Aims

 

Communicating Wildlife 

enhances conservation dialogues & supports UK wildlife professionals & enthusiasts committed to public engagement 

 Our aims: Extending awareness of all things wild
Deepening ecological understanding in adults
Highlighting conservation goals & societal courses of action
Communicating Wildlife projects are collaborative activities. They take the form of commissioned research, writing & teaching. These projects exist to provide stimulation, new perspectives, discussion & practical support


 

Our perspective

OUR FACES ARE TURNED AWAY from nature and all things wild. People and Earth’s creatures have become estranged evolutionary partners. Human ignorance and indifference seems to have grown decade on decade as modernity has separated us from wildlife. 

We are no longer watching wildlife and we certainly do not really understand the ecology of wild and semi-wild places like seas or heathland. At best we have a sketchy picture of the environmental and existential pressures wild animals and their habitats now face.


Is it all too late for Planet Wild?

NO. IF WE ALL ENGAGE more completely with the natural world, then those torn halves – humanity and all things wild – can be connected once more and a sustainable future may be possible.

Fostering ecological literacy and communicating the predicament of UK wildlife means shaping messages for the attention of adult audiences. After all, it is the adults who are on environmental and conservation watch – right now.


We grown-ups are on watch today

“ Children are the decision-makers of the future, but are not able to implement the serious & immanent actions required to safeguard biodiversity ”

John E. Fa., S. M. Funk & D. O’Connell Zoo Conservation Biology Cambridge University Press 2011 | 245

IT IS ADULTS WHO render gross material change across the globe, sponsor – directly or indirectly – scientific study of the health of the planet, and, as a result of this study, get to fashion ethical positions and use their votes for change.

What about the education of children? Childhood is a time for experiential learning and personal growth. But nuanced, collective knowledge and practical strategies for the here and now arise out of adult cognition, reason and emotion.

Far from pushing children out of the picture, paying attention to the grown-ups can ensure a reliable ‘intergenerational exchange’ of wildlife insight shared on those all-important family days spent out of doors.

Delighting children is fundamental and has long-term value, but its adults who need to be good decision-makers – today. And, of course, education is a lifelong project too. For an overview on adult engagement take a look at the literature view in these pages from a paper researched and written in 2014.


How do we connect nature & people?

“The environment is everything that is not me.”

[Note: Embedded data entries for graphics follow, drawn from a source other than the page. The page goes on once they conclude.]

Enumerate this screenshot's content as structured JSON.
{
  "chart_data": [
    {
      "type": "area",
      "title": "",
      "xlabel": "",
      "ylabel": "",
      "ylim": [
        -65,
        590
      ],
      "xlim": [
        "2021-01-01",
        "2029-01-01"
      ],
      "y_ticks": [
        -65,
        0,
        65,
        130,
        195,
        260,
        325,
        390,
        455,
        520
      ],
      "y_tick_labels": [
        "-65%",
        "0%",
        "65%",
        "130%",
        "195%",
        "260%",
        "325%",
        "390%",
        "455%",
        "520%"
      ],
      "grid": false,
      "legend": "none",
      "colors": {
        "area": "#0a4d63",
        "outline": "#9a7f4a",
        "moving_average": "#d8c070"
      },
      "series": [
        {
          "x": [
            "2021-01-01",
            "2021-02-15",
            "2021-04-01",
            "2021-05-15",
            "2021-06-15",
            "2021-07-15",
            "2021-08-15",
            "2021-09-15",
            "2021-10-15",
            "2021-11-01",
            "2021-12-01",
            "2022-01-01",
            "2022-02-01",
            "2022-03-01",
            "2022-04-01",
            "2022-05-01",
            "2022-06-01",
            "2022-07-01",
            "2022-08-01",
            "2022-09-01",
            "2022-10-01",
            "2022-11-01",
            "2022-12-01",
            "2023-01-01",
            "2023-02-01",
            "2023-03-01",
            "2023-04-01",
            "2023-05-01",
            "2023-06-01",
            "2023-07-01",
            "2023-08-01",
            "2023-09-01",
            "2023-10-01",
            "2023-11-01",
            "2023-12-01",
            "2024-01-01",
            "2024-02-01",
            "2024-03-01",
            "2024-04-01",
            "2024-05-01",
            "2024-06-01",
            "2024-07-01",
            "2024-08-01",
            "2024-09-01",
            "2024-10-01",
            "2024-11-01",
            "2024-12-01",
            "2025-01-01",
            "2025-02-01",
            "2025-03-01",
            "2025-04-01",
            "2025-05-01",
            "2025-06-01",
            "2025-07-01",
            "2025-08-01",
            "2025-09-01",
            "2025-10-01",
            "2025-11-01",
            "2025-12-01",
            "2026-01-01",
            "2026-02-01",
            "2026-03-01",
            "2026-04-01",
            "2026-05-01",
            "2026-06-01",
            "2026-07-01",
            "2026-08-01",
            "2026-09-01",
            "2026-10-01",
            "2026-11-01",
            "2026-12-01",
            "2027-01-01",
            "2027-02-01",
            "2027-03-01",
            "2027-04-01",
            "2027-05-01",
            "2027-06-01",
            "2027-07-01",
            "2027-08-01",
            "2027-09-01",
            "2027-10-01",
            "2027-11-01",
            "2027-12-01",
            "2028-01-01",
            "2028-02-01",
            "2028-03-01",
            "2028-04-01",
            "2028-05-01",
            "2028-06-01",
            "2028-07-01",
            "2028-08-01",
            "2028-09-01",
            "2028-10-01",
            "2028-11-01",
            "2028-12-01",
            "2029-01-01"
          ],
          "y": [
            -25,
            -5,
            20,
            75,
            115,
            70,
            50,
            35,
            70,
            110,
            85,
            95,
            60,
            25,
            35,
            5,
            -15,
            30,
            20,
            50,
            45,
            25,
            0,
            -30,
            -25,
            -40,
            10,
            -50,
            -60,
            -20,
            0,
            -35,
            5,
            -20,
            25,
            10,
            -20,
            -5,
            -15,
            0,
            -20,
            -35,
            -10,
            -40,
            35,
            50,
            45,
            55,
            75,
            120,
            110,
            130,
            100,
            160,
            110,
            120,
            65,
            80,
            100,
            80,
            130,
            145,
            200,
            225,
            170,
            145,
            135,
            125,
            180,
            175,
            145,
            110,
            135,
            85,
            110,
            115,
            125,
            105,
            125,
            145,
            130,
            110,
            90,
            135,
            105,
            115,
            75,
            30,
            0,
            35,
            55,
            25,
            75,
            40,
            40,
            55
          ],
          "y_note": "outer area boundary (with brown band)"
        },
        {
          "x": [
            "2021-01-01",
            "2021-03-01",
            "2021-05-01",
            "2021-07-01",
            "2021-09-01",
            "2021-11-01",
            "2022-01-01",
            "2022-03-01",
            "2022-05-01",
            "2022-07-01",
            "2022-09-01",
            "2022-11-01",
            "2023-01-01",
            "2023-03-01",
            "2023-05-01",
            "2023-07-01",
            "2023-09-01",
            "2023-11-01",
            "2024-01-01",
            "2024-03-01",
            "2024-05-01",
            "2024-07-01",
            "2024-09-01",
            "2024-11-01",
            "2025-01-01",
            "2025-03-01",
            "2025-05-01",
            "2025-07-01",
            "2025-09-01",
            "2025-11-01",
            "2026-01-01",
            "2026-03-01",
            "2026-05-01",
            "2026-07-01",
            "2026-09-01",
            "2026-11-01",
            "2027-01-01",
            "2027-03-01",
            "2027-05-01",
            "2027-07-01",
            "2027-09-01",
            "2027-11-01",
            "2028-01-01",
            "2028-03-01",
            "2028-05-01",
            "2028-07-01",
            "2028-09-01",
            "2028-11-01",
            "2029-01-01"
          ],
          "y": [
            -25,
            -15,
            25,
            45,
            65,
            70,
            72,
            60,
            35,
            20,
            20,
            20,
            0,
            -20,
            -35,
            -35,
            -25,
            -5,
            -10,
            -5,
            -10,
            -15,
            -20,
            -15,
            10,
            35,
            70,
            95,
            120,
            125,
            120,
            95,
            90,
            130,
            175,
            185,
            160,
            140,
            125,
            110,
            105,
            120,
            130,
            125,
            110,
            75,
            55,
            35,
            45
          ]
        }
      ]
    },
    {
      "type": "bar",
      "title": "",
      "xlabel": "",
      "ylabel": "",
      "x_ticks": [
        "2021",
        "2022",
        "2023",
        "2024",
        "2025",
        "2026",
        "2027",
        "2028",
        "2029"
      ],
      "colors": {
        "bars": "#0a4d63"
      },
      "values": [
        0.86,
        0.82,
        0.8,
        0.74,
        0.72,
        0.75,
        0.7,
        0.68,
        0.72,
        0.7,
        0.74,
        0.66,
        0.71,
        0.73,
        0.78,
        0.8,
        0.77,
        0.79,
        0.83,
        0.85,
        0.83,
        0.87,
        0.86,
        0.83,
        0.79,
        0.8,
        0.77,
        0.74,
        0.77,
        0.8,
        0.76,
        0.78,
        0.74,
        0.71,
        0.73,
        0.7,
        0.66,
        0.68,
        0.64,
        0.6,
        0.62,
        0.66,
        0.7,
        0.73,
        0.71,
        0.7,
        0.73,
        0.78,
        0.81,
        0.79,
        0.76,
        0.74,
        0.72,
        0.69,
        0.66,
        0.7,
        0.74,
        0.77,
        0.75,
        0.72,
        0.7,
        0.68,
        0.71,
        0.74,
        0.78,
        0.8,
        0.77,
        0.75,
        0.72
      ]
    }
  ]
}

  Attributed to Charles Darwin

THAT ENVIRONMENT is big. Very big. It is an entanglement of earth, water and animals, plants and biological process. But how to communicate something as intractable and sublime as the planet’s biosphere and all that lives within it?

In our efforts to represent the planet, some might say ecological communication has descended into a hard-to-follow science. Some might listen but only hear a cacophony of apocalyptic third sector messages. Others view mediated nature as entertainment, nothing more. What we need is the sharing of scientific facts & knowledge, human instinct, values & reason. And of course, we need action too.


All is not lost

There are remarkable scientists who can touch us all with facts; enthusiasts, teachers, artists and philosophers who can help convey the importance and beauty of the living world.

Scientists warn that our wildlife and wild places need to be granted space and time for recovery, adaption and evolution: we need to give them a pause for breath.

Yes this requires insight, understanding and legislation but it also needs widespread action in the form of behavioural change. Communicating Wildlife can encourage that change.

The environment and its wildlife need protection because they care for us. With an injured environment Homo sapiens may die, even as the planet itself lives on. But with a healthier environment, populated with better-protected and biologically diverse life might again become a fully functioning life-support system.


A romantic act?

Anyone seeking to reconnect society with the wild cannot be dismissed as a dreamy romantic. Thousands want to reconnect people and wild things because we too are a part of nature. We at Communicating Wildlife are committed to a profoundly rational agenda: one that fosters knowledge, ecological literacy and actions making our shared planet a sustainable one.